A Wisconsin pharmacist told police he tried to ruin hundreds of doses of a coronavirus vaccine because he believed inoculation would mutate people’s DNA, court documents show.

Steven Brandenburg – a pharmacist at Advocate Aurora Health, a healthcare system serving eastern Wisconsin – told police he believed the world was “falling apart” after being arrested last week in the village of Grafton in Following an investigation into 57 spoiled vials of the Moderna vaccine, court documents show.

Authorities say the vials contained enough vaccine for 500 people.

In a virtual hearing on Monday, Ozaukee District Attorney Adam Gerol said Brandenburg had “formed this belief that they were not safe”. He added that the pharmacist was upset because he and his wife were divorcing and a colleague said Brandenburg had twice brought a gun to work.

In court documents, a detective said Bradenburg was a recognized conspiracy theorist and told investigators he intentionally tried to ruin the vaccine because it could injure people by altering their DNA.

The incident comes as the United States grapples with a continuing increase in coronavirus cases, deaths and hospitalizations. To date, more than 20.9 million infections have been confirmed with 355,000 deaths, the highest in both settings of any country. A newly emerged variant of the virus, which appears to be more contagious, was also recently confirmed in several states.

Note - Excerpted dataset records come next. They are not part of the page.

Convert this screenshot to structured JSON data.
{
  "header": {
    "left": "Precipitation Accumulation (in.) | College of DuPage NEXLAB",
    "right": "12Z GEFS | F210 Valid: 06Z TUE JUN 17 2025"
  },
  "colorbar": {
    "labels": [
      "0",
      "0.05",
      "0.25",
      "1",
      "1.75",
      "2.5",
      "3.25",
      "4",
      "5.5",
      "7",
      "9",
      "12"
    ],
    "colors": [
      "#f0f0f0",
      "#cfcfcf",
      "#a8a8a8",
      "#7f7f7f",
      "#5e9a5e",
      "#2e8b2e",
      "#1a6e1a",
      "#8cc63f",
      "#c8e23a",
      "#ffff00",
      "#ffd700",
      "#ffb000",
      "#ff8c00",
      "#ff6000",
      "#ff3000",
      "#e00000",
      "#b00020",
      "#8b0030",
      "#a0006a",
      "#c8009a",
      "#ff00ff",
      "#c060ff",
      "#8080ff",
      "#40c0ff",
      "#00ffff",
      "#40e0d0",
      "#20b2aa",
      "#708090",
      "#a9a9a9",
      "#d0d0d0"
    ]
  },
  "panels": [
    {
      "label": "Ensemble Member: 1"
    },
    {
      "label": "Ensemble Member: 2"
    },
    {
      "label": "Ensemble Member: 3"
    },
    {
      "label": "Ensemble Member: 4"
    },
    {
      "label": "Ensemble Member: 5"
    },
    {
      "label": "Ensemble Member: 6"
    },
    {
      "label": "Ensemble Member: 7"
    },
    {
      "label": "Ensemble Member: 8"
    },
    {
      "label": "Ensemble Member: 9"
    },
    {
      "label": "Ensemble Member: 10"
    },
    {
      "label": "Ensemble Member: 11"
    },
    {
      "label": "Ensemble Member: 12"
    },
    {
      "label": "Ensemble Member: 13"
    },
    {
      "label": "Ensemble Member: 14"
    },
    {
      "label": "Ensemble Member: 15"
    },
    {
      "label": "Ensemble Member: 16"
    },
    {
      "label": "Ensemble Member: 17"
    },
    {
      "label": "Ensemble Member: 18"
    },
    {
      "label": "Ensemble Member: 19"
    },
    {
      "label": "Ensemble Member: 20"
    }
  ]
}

It also comes as the rollout of the US vaccine has progressed more slowly than expected. Officials hoped to have 20 million people vaccinated by the end of 2020, but that number was just over four million as of January 1. President Donald Trump blamed state governments for the delay, while federal health officials said the rate is expected to rise. in January.

The rollout also saw a wave of misinformation about vaccines online, with a false claim that Moderna and Pfizer-BioNTech vaccines can alter DNA. Both vaccines use a new technology in which synthetic messenger RNA trains the body’s immune system to reject the virus.

Conspiracy theory

Aurora Health Care attorney’s medical group director Jeff Bahr said Brandenburg admitted to deliberately removing the vials from the refrigeration at Grafton Medical Center overnight on Dec. 24 before putting them back in the cold. He then left the vials again overnight from December 25 to Saturday. Both vaccines must be kept under specific refrigerated conditions to remain viable.

A pharmacy technician later discovered the vials outside the refrigerator on December 26.

Bahr said Brandenburg initially said he removed the vials to access other items in the fridge and inadvertently failed to put them back.

Bahr said the doses people received on December 26 were virtually useless, however District Attorney Gerol told the hearing that the vials were indeed kept and Moderna should test the doses to ensure that ‘they are ineffective before charges can be laid.

Judge Paul Malloy ordered Brandenburg to be released on $ 10,000 bail, surrender his firearms, not work in the healthcare industry, and have no contact with Aurora employees .

According to an affidavit filed on December 30 by Brandenburg’s wife, the day before his arrest for falsifying the vaccine, he stopped by her home to drop off a water purifier and two 30-day supplies of food, telling her that the world was “crumbling down” and she was in denial.

He said the government was planning cyber attacks and was going to shut down the power grid.